Eduardo Galeano e o Horizonte
Por Orlando Senna

“De nuestros miedos
nacen nuestros corajes
y en nuestras dudas
viven nuestras certezas”, disse Eduardo Galeano, o escritor, poeta, jornalista e farol político que se foi da vida material esta semana, deixando-nos mais de quarenta livros que desvendam e orientam a América Latina, além de desvelar e nortear uma proposta de pensamento para a existência em geral. “No importa de donde he venido, sino a donde quiero llegar”, “somos lo que hacemos para cambiar lo que somos", também disse.
Sua literatura concisa e magnética, juntando e misturando informação e reflexão histórica e política, jornalismo, ficção, poesia, humor e humanismo, ultrapassa gêneros, escolas e tendências tradicionais. É um caminho de percepção e transcendência que só ele transitou, inédito e instigante, personalíssimo e surpreendente. Um caminho que se bifurca, cruza com si mesmo, encontra atalhos a cada instante mas nunca perde a direção indignada e contestadora. Um caminho (em direção ao horizonte que se afasta enquanto tentamos nos aproximar dele) que está em Memoria del fuego, El libro de los abrazos, Bocas del tiempo, Días y noches de amor y de guerra, no best seller As veias abertas da América Latina e em seus livros sobre futebol.
O poeta e cineasta Fernando Birri sempre disse que o uruguaio Eduardo Galeano é, em si mesmo, um deus ex machina, expressão originada no teatro grego, hoje empregada para qualquer atividade, que significa ao pé da letra “deus surgido da máquina”. Nas artes narrativas significa um giro inesperado na história, uma solução improvável ou repentina para uma situação, alguma coisa inaudita, um final imprevisível. É a melhor definição de Galeano que escutei, que não apenas sua obra está lastreada na criatividade surpreendente mas que ele mesmo, sua vida de guerreiro pacifista, é um deus ex machina.
Minha última conversa com Galeano aconteceu em julho de 2010, em sua querida Montevidéu, no Café Brasilero que ele frequentava quase diariamente e dizia brincando que era sua “oficina” (escritório). Conversamos sobre política regional (último ano do governo Lula, primeiro ano do governo Mujica), o mega vazamento de documentos secretos pelo ciberativista Julian Assange, a Copa do Mundo (pontualmente sobre os técnicos Maradona e Dunga), a Amazônia e a questão ambiental.

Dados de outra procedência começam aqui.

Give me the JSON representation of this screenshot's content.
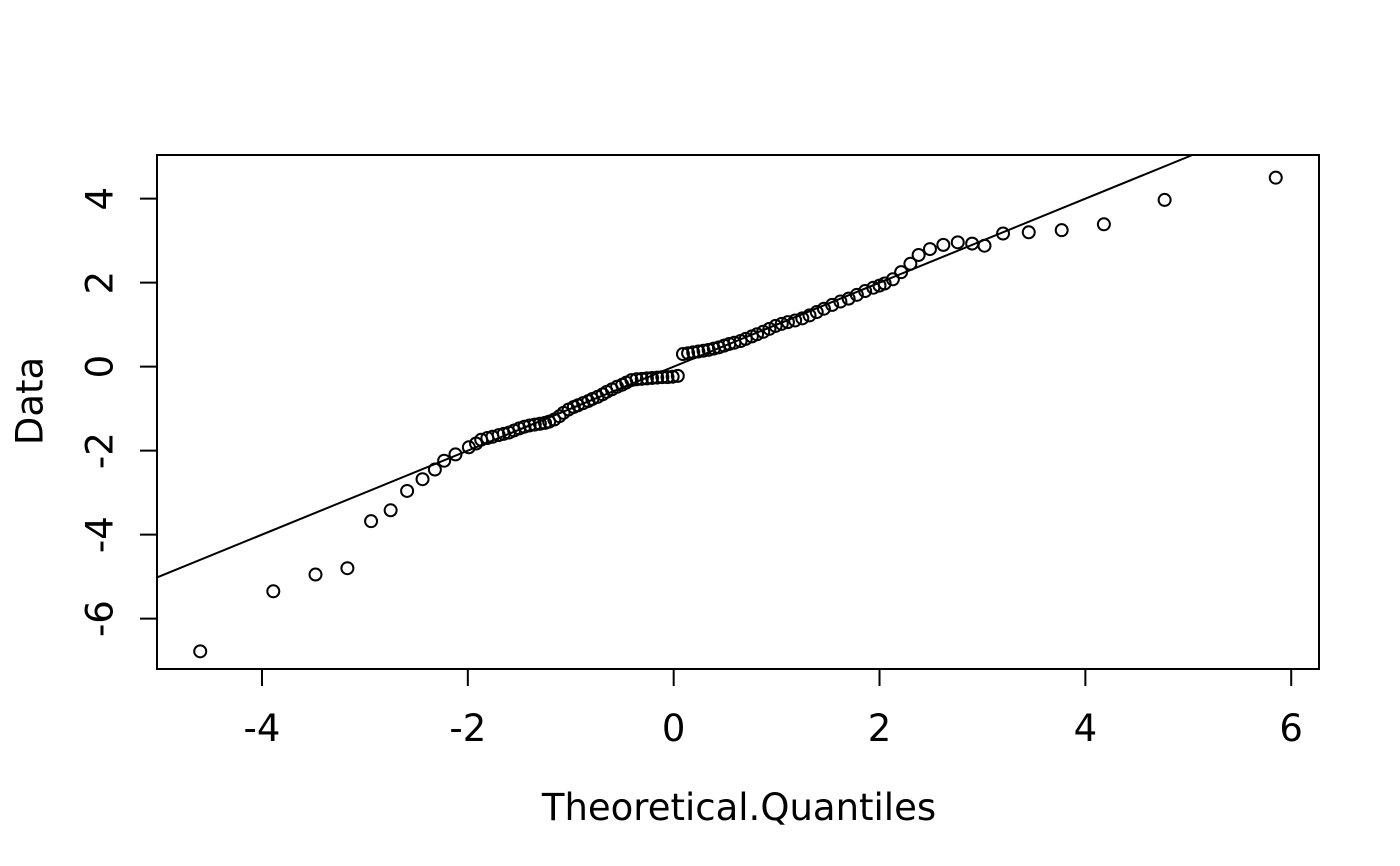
{
  "figure": {
    "background": "#ffffff",
    "foreground": "#000000"
  },
  "chart_data": {
    "type": "scatter",
    "title": "",
    "xlabel": "Theoretical.Quantiles",
    "ylabel": "Data",
    "xlim": [
      -5.02,
      6.27
    ],
    "ylim": [
      -7.2,
      5.04
    ],
    "xticks": [
      -4,
      -2,
      0,
      2,
      4,
      6
    ],
    "yticks": [
      -6,
      -4,
      -2,
      0,
      2,
      4
    ],
    "grid": false,
    "legend": null,
    "marker": "open-circle",
    "marker_color": "#000000",
    "reference_line": {
      "intercept": 0,
      "slope": 1,
      "color": "#000000"
    },
    "points": [
      [
        -4.6,
        -6.78
      ],
      [
        -3.89,
        -5.35
      ],
      [
        -3.48,
        -4.95
      ],
      [
        -3.17,
        -4.8
      ],
      [
        -2.94,
        -3.68
      ],
      [
        -2.75,
        -3.42
      ],
      [
        -2.59,
        -2.96
      ],
      [
        -2.44,
        -2.68
      ],
      [
        -2.32,
        -2.45
      ],
      [
        -2.23,
        -2.24
      ],
      [
        -2.12,
        -2.09
      ],
      [
        -1.99,
        -1.92
      ],
      [
        -1.92,
        -1.83
      ],
      [
        -1.87,
        -1.74
      ],
      [
        -1.81,
        -1.7
      ],
      [
        -1.76,
        -1.67
      ],
      [
        -1.7,
        -1.63
      ],
      [
        -1.65,
        -1.6
      ],
      [
        -1.6,
        -1.57
      ],
      [
        -1.55,
        -1.52
      ],
      [
        -1.5,
        -1.47
      ],
      [
        -1.45,
        -1.43
      ],
      [
        -1.4,
        -1.4
      ],
      [
        -1.35,
        -1.38
      ],
      [
        -1.3,
        -1.36
      ],
      [
        -1.25,
        -1.34
      ],
      [
        -1.21,
        -1.31
      ],
      [
        -1.16,
        -1.26
      ],
      [
        -1.11,
        -1.18
      ],
      [
        -1.07,
        -1.1
      ],
      [
        -1.02,
        -1.02
      ],
      [
        -0.97,
        -0.96
      ],
      [
        -0.93,
        -0.92
      ],
      [
        -0.88,
        -0.87
      ],
      [
        -0.83,
        -0.82
      ],
      [
        -0.79,
        -0.77
      ],
      [
        -0.74,
        -0.72
      ],
      [
        -0.69,
        -0.66
      ],
      [
        -0.65,
        -0.6
      ],
      [
        -0.6,
        -0.54
      ],
      [
        -0.55,
        -0.48
      ],
      [
        -0.5,
        -0.43
      ],
      [
        -0.46,
        -0.38
      ],
      [
        -0.41,
        -0.32
      ],
      [
        -0.36,
        -0.3
      ],
      [
        -0.31,
        -0.29
      ],
      [
        -0.26,
        -0.28
      ],
      [
        -0.21,
        -0.27
      ],
      [
        -0.16,
        -0.26
      ],
      [
        -0.11,
        -0.25
      ],
      [
        -0.06,
        -0.25
      ],
      [
        -0.01,
        -0.24
      ],
      [
        0.04,
        -0.22
      ],
      [
        0.09,
        0.3
      ],
      [
        0.14,
        0.32
      ],
      [
        0.19,
        0.34
      ],
      [
        0.24,
        0.36
      ],
      [
        0.29,
        0.38
      ],
      [
        0.34,
        0.4
      ],
      [
        0.39,
        0.43
      ],
      [
        0.44,
        0.46
      ],
      [
        0.49,
        0.5
      ],
      [
        0.54,
        0.54
      ],
      [
        0.59,
        0.57
      ],
      [
        0.65,
        0.61
      ],
      [
        0.7,
        0.66
      ],
      [
        0.76,
        0.72
      ],
      [
        0.81,
        0.77
      ],
      [
        0.87,
        0.83
      ],
      [
        0.93,
        0.9
      ],
      [
        0.99,
        0.97
      ],
      [
        1.05,
        1.02
      ],
      [
        1.11,
        1.06
      ],
      [
        1.18,
        1.1
      ],
      [
        1.25,
        1.15
      ],
      [
        1.32,
        1.22
      ],
      [
        1.39,
        1.3
      ],
      [
        1.46,
        1.38
      ],
      [
        1.54,
        1.47
      ],
      [
        1.62,
        1.55
      ],
      [
        1.7,
        1.62
      ],
      [
        1.78,
        1.71
      ],
      [
        1.86,
        1.8
      ],
      [
        1.94,
        1.88
      ],
      [
        2.0,
        1.93
      ],
      [
        2.05,
        1.98
      ],
      [
        2.13,
        2.08
      ],
      [
        2.21,
        2.25
      ],
      [
        2.3,
        2.45
      ],
      [
        2.38,
        2.66
      ],
      [
        2.49,
        2.8
      ],
      [
        2.62,
        2.9
      ],
      [
        2.76,
        2.96
      ],
      [
        2.9,
        2.93
      ],
      [
        3.02,
        2.88
      ],
      [
        3.2,
        3.17
      ],
      [
        3.45,
        3.2
      ],
      [
        3.77,
        3.25
      ],
      [
        4.18,
        3.39
      ],
      [
        4.77,
        3.97
      ],
      [
        5.85,
        4.5
      ]
    ]
  }
}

Fui ao encontro acompanhado pelo jovem argentino Nicolás Schonfeld, que trabalha comigo na TAL-Televisão América Latina e que ficou literalmente encantado com a falação de Galeano, em estado de graça: “é incrível, é genial, falando ele ainda é melhor do que escrevendo”. Galeano escreveu em algum momento que seus textos eram feitos para pessoas que não tinham acesso a eles, que não podiam ler o que lhes era destinado: os pobres, os analfabetos, os deserdados do mundo. Mas tinha consciência, ou ciência, que era lido e entendido pelos jovens e isso era uma fonte de alegria para ele. Minha impressão naquela tarde no Café Brasilero era que falava muito mais para Nicolás do que para mim.
Através de seu estilo original e beirando o minimalismo, Galeano nos disse porque, quando, como e onde a Europa e os Estados Unidos usaram a América Latina como um pasto, um lugar para alimentar-se, energizar-se e extrair riquezas. Um exercício de pirataria extrema que já dura mais de cinco séculos, usando insumos como colonização, escravidão, ideologias, dívidas forjadas, golpes de estado, propaganda hipnótica e outras pérolas da ladroagem. Há um miniconto de Galeano (não sei como definir as várias vertentes literárias dele), uma de suas realidades ficcionadas, que sintetiza o roubo com humor: os europeus chegaram, eles tinham a Bíblia e nós tinhamos a terra, e nos disseram para fechar os olhos e rezar; quando abrimos os olhos eles estavam com a terra e nós com a Bíblia.
Esse sintetizador preciso como o navegar (”el poder es como un violin, se toma con la izquierda y se toca con la derecha”), também filosofou além da política, inclusive sobre o seu próprio papel de pensador e artista revolucionário. Em outro de seus minicontos, ou como queiram chamar, ele narra a história de um pai que leva seu filho pequeno para ver o mar pela primeira vez. O menino, assombrado diante da imensidão de água, do azul sem fim, faz um pedido: pai, ajude-me a ver. Axé, paizão Galeano.